Although prisoner numbers stayed low till 1820, numbers grew and by 1850 more buildings were added.  The prison was re-built in the late 1850’s and the prison was used for specialist purposes, housing debtors and Royal Navy prisoners at different times. The jail was finally closed in 1927.  

The dark side of the history is the fact that 55 criminals were hung there, including 8 women, usually in public with crowds of thousands attending.  The last execution took place in July 1909, of William Hampton, who murdered his 17 year old girlfriend.

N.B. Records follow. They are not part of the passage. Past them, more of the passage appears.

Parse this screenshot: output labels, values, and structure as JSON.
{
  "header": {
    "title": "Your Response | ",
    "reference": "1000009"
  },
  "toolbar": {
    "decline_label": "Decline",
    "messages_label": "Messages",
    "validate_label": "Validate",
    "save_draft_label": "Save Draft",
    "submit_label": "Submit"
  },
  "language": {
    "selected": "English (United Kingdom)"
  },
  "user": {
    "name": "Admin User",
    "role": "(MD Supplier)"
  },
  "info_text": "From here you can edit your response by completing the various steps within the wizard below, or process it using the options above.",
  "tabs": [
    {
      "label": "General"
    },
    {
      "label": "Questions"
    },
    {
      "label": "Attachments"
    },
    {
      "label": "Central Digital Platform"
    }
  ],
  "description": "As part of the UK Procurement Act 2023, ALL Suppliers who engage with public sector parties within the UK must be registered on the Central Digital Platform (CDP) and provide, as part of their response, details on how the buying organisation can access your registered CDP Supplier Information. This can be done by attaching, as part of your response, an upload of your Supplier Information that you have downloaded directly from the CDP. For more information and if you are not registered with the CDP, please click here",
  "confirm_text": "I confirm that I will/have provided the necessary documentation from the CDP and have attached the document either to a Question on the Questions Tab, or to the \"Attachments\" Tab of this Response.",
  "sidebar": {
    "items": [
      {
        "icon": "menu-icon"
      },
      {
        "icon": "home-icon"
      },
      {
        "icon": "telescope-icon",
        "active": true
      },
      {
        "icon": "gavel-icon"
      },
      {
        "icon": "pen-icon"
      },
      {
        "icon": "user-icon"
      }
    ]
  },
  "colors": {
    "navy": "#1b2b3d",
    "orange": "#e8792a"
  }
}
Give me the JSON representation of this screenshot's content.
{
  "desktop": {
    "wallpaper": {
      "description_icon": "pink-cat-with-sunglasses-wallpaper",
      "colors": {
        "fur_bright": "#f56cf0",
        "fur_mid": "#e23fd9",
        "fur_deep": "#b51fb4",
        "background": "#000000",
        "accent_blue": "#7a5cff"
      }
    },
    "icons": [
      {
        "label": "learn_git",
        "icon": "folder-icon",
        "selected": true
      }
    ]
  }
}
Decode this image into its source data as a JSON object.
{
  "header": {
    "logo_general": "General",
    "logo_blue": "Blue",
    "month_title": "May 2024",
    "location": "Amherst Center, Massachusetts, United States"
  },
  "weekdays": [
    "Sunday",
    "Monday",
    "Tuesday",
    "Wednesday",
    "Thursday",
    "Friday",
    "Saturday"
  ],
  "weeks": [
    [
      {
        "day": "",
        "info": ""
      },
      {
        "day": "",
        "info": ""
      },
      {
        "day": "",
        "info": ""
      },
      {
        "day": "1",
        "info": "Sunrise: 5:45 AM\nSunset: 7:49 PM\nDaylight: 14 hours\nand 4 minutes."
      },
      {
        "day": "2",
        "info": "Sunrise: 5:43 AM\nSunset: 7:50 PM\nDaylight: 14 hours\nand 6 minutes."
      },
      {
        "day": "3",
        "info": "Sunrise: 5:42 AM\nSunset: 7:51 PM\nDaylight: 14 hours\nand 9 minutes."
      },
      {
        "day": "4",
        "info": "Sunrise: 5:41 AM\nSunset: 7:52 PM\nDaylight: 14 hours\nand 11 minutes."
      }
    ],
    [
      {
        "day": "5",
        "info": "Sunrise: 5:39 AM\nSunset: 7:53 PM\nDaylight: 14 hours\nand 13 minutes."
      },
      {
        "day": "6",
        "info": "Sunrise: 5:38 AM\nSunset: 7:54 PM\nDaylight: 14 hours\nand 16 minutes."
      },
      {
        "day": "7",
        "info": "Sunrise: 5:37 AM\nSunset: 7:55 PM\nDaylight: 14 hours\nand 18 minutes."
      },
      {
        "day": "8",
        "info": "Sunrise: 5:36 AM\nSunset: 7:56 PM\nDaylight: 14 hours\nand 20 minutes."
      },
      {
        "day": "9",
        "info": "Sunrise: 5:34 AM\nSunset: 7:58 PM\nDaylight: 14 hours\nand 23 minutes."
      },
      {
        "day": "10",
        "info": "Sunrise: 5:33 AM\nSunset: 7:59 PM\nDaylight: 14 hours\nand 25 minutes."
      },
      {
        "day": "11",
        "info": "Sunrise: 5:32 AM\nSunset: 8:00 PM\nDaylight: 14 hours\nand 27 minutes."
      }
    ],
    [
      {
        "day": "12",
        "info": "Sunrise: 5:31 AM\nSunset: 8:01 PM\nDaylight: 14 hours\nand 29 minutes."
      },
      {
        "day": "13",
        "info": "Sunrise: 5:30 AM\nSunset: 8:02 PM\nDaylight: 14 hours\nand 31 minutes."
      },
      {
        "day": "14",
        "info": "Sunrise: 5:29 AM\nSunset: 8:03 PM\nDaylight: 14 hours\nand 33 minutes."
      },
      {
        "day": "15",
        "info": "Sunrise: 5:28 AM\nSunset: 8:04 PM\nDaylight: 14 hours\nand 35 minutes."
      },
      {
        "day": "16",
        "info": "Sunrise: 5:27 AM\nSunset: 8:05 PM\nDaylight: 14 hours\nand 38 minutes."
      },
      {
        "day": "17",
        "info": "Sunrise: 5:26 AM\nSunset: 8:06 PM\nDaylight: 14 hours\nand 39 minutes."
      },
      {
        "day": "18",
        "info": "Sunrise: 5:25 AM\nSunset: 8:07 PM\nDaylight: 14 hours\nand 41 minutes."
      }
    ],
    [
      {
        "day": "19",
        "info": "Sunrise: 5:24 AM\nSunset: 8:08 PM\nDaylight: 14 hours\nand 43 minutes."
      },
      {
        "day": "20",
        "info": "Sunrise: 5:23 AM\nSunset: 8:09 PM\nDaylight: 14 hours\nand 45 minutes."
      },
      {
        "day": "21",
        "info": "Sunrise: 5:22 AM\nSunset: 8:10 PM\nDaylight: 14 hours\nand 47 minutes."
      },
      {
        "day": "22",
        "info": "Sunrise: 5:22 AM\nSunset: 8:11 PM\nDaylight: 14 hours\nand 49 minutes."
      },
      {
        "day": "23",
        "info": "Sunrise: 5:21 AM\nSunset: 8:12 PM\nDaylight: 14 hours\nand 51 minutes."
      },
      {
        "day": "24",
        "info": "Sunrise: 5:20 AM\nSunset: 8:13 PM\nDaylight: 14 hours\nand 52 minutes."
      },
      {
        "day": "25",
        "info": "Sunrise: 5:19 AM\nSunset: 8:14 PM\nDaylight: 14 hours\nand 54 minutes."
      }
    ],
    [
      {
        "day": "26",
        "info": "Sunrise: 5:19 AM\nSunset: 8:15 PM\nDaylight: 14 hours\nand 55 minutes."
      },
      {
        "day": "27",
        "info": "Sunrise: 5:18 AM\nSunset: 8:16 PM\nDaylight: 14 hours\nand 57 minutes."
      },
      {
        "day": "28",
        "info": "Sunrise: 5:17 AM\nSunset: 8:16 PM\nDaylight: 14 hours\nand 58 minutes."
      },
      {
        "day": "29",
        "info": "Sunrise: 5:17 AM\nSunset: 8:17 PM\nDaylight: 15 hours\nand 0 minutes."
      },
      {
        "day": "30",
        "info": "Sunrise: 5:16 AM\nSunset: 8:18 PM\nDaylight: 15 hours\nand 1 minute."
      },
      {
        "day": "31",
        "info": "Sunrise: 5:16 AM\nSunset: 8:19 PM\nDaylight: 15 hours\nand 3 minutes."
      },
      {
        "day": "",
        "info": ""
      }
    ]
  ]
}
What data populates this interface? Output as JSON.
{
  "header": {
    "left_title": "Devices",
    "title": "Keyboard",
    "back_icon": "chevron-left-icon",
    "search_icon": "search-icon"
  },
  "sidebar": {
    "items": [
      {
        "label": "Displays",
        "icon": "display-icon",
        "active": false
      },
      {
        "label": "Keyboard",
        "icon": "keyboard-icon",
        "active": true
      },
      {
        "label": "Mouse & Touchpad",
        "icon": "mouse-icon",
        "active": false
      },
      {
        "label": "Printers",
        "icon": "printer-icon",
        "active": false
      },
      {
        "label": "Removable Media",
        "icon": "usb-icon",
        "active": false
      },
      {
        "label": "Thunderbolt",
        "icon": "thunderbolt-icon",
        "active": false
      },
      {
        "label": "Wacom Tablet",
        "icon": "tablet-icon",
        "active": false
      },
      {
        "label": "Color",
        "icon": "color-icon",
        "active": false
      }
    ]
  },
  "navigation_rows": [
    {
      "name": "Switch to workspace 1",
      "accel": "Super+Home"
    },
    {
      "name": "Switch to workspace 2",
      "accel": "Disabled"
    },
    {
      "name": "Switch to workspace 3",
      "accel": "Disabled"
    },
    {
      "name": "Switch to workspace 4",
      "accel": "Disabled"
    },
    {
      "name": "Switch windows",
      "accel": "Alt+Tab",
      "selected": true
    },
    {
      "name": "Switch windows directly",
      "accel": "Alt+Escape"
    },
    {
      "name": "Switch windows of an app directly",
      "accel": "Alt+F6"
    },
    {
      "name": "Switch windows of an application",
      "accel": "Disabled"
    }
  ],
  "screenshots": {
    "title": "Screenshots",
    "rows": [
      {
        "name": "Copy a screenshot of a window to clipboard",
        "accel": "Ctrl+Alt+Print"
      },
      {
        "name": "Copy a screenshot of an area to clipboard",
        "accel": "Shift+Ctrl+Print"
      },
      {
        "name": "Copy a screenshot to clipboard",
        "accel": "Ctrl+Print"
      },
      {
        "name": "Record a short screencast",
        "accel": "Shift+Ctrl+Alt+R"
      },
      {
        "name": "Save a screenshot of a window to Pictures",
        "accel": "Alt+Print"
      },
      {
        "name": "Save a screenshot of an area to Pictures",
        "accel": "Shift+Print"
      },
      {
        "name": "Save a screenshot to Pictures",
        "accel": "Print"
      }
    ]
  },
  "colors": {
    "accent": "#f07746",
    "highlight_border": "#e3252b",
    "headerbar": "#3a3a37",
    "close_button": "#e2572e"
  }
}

That’s all well good, but I can tell you it looks very intimidating and is currently being converted into a hotel – let’s hope it goes well and, if you’re in Bodmin next year – enjoy your stay!


Slightly more romantic is the notion of smuggling but it was big business in Cornwall in the 18th century when taxes to fund wars created huge price discrepancies with the continent.   Tea was up to six times more expensive and silk, brandy, tobacco and other high value goods.  It wasn’t the easiest job – smugglers preferred remote landing areas and the Cornish surf made landing in small boats in the dark dangerous.


Bodmin was a preferred supply area, it was close to ideal landing sites of Polperro, Trebarwith, Boscastle and Tintagel – the north coast was generally less well-patrolled than the south coast.  The Jamaica Inn is reputed to be one of the coaching inns supplied by smugglers and may be named for Jamaica rum (although more likely the fact that local landowners were governors of Jamaica.  The inn is now a bustling pub and hotel, right by the A30, but in those days was a remote inn on a windswept moor.  You have to admit, it must have been an exciting time.


But, the Jamaica in, or the King’s Head in Five Lanes are both fine venues for a pint.